You also find yourself enamored with and rooting for the detectives, who know the real prize rests in catching the bosses, and who also know the bosses are usually stunningly smart and often one step ahead. Or that as they chase the money trail, it leads to City Hall, and so investigations are thwarted by higher ups. They can't seem to win either, chasing leads that go places they can't.

There you have it. A host of reasons why I recommend this show. It's so amazing and well-done that you might not mind that sometimes you need to take some Tylenol PM to take the edge off your sorrow. And the fact that it was overlooked by award shows should just serve to boost its cred further. As Bodie might say, "This shit is tight, yo. Check it."

Saturday, January 16, 2010

I'm Trying Not To Talk Myself Out of This Shit

I'm 34.

Let's just say that my personality, at this point, is fairly entrenched. Most likely, I ain't changing.

Which is a shame in some regard, since I'd like to be able to look you square in the eye and tell you that I relish this new role and that I cannot wait to jump headfirst into nursing school and a new career. I wish I could trump the genes that have landed me in the afraid of change segment of the population, and the doubt myself severely segment of the population, and the who? me? segment as well.

As I continue on in school, I've been asked a few times lately why I chose nursing. After essentially getting a degree in reading and writing, why the seismic shift into something science-based? Why the leap from Holden Caufield to IVs?
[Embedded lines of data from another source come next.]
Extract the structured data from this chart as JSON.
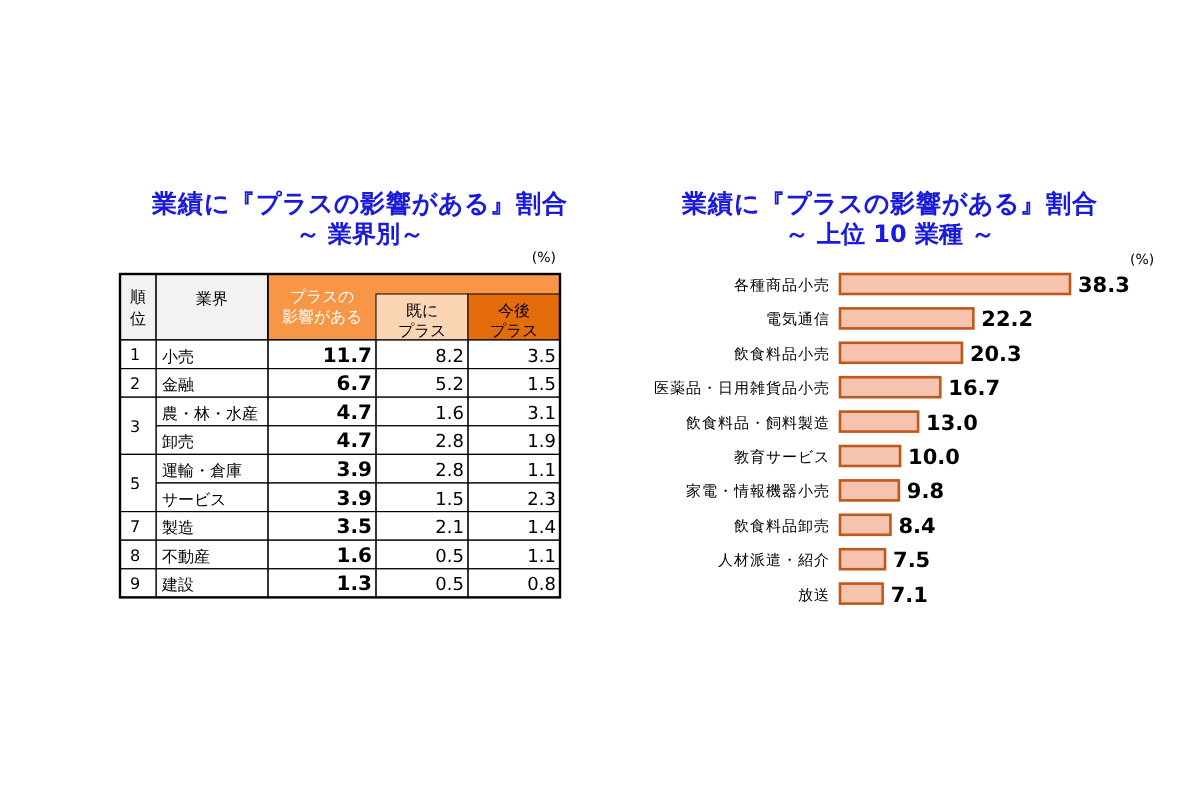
{
  "chart_data": [
    {
      "type": "heatmap",
      "title": "業績に『プラスの影響がある』割合",
      "subtitle": "～ 業界別～",
      "categories": [
        "プラスの影響がある",
        "既にプラス",
        "今後プラス"
      ],
      "y_categories": [
        "小売",
        "金融",
        "農・林・水産",
        "卸売",
        "運輸・倉庫",
        "サービス",
        "製造",
        "不動産",
        "建設"
      ],
      "y2_categories": [
        "1",
        "2",
        "3",
        null,
        "5",
        null,
        "7",
        "8",
        "9"
      ],
      "cells": [
        [
          11.7,
          8.2,
          3.5
        ],
        [
          6.7,
          5.2,
          1.5
        ],
        [
          4.7,
          1.6,
          3.1
        ],
        [
          4.7,
          2.8,
          1.9
        ],
        [
          3.9,
          2.8,
          1.1
        ],
        [
          3.9,
          1.5,
          2.3
        ],
        [
          3.5,
          2.1,
          1.4
        ],
        [
          1.6,
          0.5,
          1.1
        ],
        [
          1.3,
          0.5,
          0.8
        ]
      ],
      "data_labels": true,
      "annotations": [
        "順位",
        "業界",
        "(%)"
      ]
    },
    {
      "type": "bar",
      "orientation": "horizontal",
      "title": "業績に『プラスの影響がある』割合",
      "subtitle": "～ 上位 10 業種 ～",
      "categories": [
        "各種商品小売",
        "電気通信",
        "飲食料品小売",
        "医薬品・日用雑貨品小売",
        "飲食料品・飼料製造",
        "教育サービス",
        "家電・情報機器小売",
        "飲食料品卸売",
        "人材派遣・紹介",
        "放送"
      ],
      "values": [
        38.3,
        22.2,
        20.3,
        16.7,
        13.0,
        10.0,
        9.8,
        8.4,
        7.5,
        7.1
      ],
      "color": "#f6c4ae",
      "value_labels": [
        "38.3",
        "22.2",
        "20.3",
        "16.7",
        "13.0",
        "10.0",
        "9.8",
        "8.4",
        "7.5",
        "7.1"
      ],
      "annotations": [
        "(%)"
      ]
    }
  ]
}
And as cliched as it sounds, it boils down to the concept of helping. I'd like to be in a position to offer what I can, be it compassion or pain relief or basic care to a neglected populace. And I've always found medicine interesting, and treatment, and the fixing of people in general.

But I am also a terrified person. Anxiety-prone. Depression-prone. There are parts of me that are massively tough, but many other parts that are not. The other day I had some routine blood work done. While I was waiting, I watched a young girl of about 7 or 8 and her father come in and get shepherded back into one of the rooms. She looked wickedly pale and moved slowly. Clearly wintertime might not be the best season to judge someone's health by their color, but she looked unwell to me. I heard her small cry as the needle punctured a vein, and watched her father bring her back out into the waiting room, where he got her coat back on and zipped, patting her on the head and murmuring to her about how brave she was. And I had to bury my head in the Sports Illustrated that I was reading and bite my lip because I was truly about to cry.

Just the concept of a sick child getting tests was enough to send me reeling, and so naturally, I ask myself the question. Am I tough enough for this job?

I realize that not every area of medicine is an emotional minefield. But my feeling is that I'm not going into nursing to find some safe area where I never encounter anything sad.

I also realize that coping skills can be learned, that there are probably tons of physicians and nurses and all other manner of medical personal who are sensitive, and that perhaps they find ways to build up their exterior so they don't crack. Perhaps they find ways not to bring the heavy shit home.

Because as much as I want to help people, I'm not going into this so I can drive home at the end of the shift, put on my pajamas and curl up on the bed in the fetal position and weep until my eyes swell shut.

There is also the idea that sometimes we talk ourselves out of things that will ultimately benefit us, out of fear of discomfort. So I trudge on, despite misgivings, hoping that I'll eventually find the place I'm supposed to be.